Following the answer of donturner, here's a Java version (that also uses other methods depending on the SDK version)
/** The audio latency has not been estimated yet */
private static long AUDIO_LATENCY_NOT_ESTIMATED = Long.MIN_VALUE+1;
/** The audio latency default value if we cannot estimate it */
private static long DEFAULT_AUDIO_LATENCY = 100L * 1000L * 1000L; // 100ms
/**
* Estimate the audio latency
*
* Not accurate at all, depends on SDK version, etc. But that's the best
* we can do.
*/
private static void estimateAudioLatency(AudioTrack track, long audioFramesWritten) {
long estimatedAudioLatency = AUDIO_LATENCY_NOT_ESTIMATED;
// First method. SDK >= 19.
if (Build.VERSION.SDK_INT >= 19 && track != null) {
AudioTimestamp audioTimestamp = new AudioTimestamp();
if (track.getTimestamp(audioTimestamp)) {
// Calculate the number of frames between our known frame and the write index
long frameIndexDelta = audioFramesWritten - audioTimestamp.framePosition;
// Calculate the time which the next frame will be presented
long frameTimeDelta = _framesToNanoSeconds(frameIndexDelta);
long nextFramePresentationTime = audioTimestamp.nanoTime + frameTimeDelta;
// Assume that the next frame will be written at the current time
long nextFrameWriteTime = System.nanoTime();
// Calculate the latency
estimatedAudioLatency = nextFramePresentationTime - nextFrameWriteTime;
}
}
// Second method. SDK >= 18.
if (estimatedAudioLatency == AUDIO_LATENCY_NOT_ESTIMATED && Build.VERSION.SDK_INT >= 18) {
Method getLatencyMethod;
try {
getLatencyMethod = AudioTrack.class.getMethod("getLatency", (Class<?>[]) null);
estimatedAudioLatency = (Integer) getLatencyMethod.invoke(track, (Object[]) null) * 1000000L;
} catch (Exception ignored) {}
}
// If no method has successfully gave us a value, let's try a third method
if (estimatedAudioLatency == AUDIO_LATENCY_NOT_ESTIMATED) {
AudioManager audioManager = (AudioManager) CRT.getInstance().getSystemService(Context.AUDIO_SERVICE);
try {
Method getOutputLatencyMethod = audioManager.getClass().getMethod("getOutputLatency", int.class);
estimatedAudioLatency = (Integer) getOutputLatencyMethod.invoke(audioManager, AudioManager.STREAM_MUSIC) * 1000000L;
} catch (Exception ignored) {}
}
// No method gave us a value. Let's use a default value. Better than nothing.

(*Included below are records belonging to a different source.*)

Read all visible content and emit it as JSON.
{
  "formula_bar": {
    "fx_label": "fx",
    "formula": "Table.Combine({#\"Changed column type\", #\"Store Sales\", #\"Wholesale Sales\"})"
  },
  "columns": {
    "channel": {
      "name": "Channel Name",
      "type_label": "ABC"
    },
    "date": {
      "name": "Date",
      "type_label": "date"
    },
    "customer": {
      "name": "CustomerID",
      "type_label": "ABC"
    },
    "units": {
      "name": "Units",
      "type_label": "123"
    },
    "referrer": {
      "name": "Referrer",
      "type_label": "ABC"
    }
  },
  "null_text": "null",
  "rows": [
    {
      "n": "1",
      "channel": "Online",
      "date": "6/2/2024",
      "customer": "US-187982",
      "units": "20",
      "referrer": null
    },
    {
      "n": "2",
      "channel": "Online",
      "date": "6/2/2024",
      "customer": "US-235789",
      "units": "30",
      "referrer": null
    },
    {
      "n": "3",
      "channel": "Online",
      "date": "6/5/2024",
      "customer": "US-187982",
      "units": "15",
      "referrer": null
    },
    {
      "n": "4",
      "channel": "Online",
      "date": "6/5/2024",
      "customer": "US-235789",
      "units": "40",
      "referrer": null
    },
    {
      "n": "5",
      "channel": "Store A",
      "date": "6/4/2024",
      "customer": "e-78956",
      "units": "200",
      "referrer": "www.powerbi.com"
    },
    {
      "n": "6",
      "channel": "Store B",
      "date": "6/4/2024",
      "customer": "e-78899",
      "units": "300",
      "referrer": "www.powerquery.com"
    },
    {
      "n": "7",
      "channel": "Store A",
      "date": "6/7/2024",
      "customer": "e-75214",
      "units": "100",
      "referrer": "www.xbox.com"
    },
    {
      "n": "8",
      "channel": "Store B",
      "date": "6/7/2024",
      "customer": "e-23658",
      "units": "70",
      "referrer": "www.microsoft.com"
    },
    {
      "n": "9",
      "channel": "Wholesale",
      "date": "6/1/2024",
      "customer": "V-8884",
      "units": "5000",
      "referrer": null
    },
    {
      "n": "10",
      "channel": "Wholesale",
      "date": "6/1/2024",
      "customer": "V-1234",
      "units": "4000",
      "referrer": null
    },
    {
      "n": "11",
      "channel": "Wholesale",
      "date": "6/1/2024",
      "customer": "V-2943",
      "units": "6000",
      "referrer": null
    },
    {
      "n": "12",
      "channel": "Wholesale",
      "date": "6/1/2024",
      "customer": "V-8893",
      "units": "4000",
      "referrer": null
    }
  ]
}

if (estimatedAudioLatency == AUDIO_LATENCY_NOT_ESTIMATED) {
estimatedAudioLatency = DEFAULT_AUDIO_LATENCY;
}
return estimatedAudioLatency
}
private static long _framesToNanoSeconds(long frames) {
return frames * 1000000000L / SAMPLE_RATE;
}
The android MediaPlayer class is notoriously slow to begin audio playback, I experienced an issue in an app I was creating where there was a greater than one second delay to begin playing an audio clip. I resolved it by switching to ExoPlayer which resulted in the playback starting within 100ms. I've also read that ffmpeg has even faster start audio startup time than ExoPlayer but I haven't used it so I can't make any promises.